Electric cars at a turning point

The Tesla Model 3 represents the company's cheapest car to date, and the point at which the cars are no longer loss leading objects of desire, but are a practical, affordable and potentially profitable means of transport. The first 30 customers, mainly employees of the company, have now taken delivery of their cars.

If Tesla can match the production and sales volumes it is prediction, then it will outperform BMW, Mercedes, and Lexus in the US.

Furthermore, and looking to the future, all Tesla models have the hardware needed to drive themselves due to the ‘drive-by-wire’ systems in place.

However, whilst environmentally clearly an improvement, the move to electric cars is not without its own issues. With the worldwide need for lithium-ion batteries set to at least double in ten years – pushed significantly by car use, although not exclusively – the cobalt and lithium needed to produce batteries is both is short supply and that supply is often from areas with shady human rights records and allegations of child labour (see Amnesty International https://www.amnesty.org/en/latest/news/2016/01/Child-labour-behind-smart-phone-and-electric-car-batteries/).

And, if that were not enough to consider, the real issues remain of the harm the materials that are needed for batteries can do to the environment (and humans) in their lifecycle, and the question of where the electricity to charge them from is actually likely to come from in the near future at least.

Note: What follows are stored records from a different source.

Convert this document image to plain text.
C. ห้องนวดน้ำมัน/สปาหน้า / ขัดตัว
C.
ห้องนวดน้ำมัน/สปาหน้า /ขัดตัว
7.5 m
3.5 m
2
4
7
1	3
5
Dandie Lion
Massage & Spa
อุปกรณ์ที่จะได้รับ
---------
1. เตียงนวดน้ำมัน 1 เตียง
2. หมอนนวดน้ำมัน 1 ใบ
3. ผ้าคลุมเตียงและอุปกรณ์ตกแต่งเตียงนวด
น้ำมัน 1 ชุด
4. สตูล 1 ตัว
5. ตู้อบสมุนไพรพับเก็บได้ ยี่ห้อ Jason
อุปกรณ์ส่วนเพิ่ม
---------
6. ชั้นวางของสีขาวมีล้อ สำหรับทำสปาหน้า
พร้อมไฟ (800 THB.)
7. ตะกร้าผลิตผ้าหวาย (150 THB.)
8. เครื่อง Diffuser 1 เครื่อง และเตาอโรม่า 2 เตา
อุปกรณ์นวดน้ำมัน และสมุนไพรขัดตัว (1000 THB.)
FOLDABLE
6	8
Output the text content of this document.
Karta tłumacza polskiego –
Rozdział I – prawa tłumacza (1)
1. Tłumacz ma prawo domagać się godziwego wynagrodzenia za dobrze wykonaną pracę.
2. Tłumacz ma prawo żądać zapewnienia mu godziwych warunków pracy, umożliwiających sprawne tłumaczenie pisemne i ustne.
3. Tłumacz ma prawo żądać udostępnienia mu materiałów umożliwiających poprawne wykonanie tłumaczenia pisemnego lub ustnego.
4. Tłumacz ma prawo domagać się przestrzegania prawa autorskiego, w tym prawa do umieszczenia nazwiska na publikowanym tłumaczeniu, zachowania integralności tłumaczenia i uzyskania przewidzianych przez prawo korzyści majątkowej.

A report funded by the Norwegian Research Council (http://onlinelibrary.wiley.com/doi/10.1111/j.1530-9290.2012.00532.x/full) calls this ‘problem-shifting’ rather than problem solving. The report contends that in life-cycle inventory European electric vehicles (EVs) offer only a 10 per cent to 24 per cent decrease in global warming potential (GWP) relative to conventional diesel or petrol vehicles, yet have the potential for significant increases in human toxicity, freshwater eco-toxicity, freshwater eutrophication and metal depletion impacts.

Where does this leave us? Electric cars are better for the environment, and both they and the battery life-cycle costs to the environment, will improve as technology does. Electric cars also have a versatility in that they can be charged from electricity produced from a number of sources – but there are still issues to resolve in the supply chain, in the materials and the real impact of replacement.

At a turning point? Yes. A solution? Partially.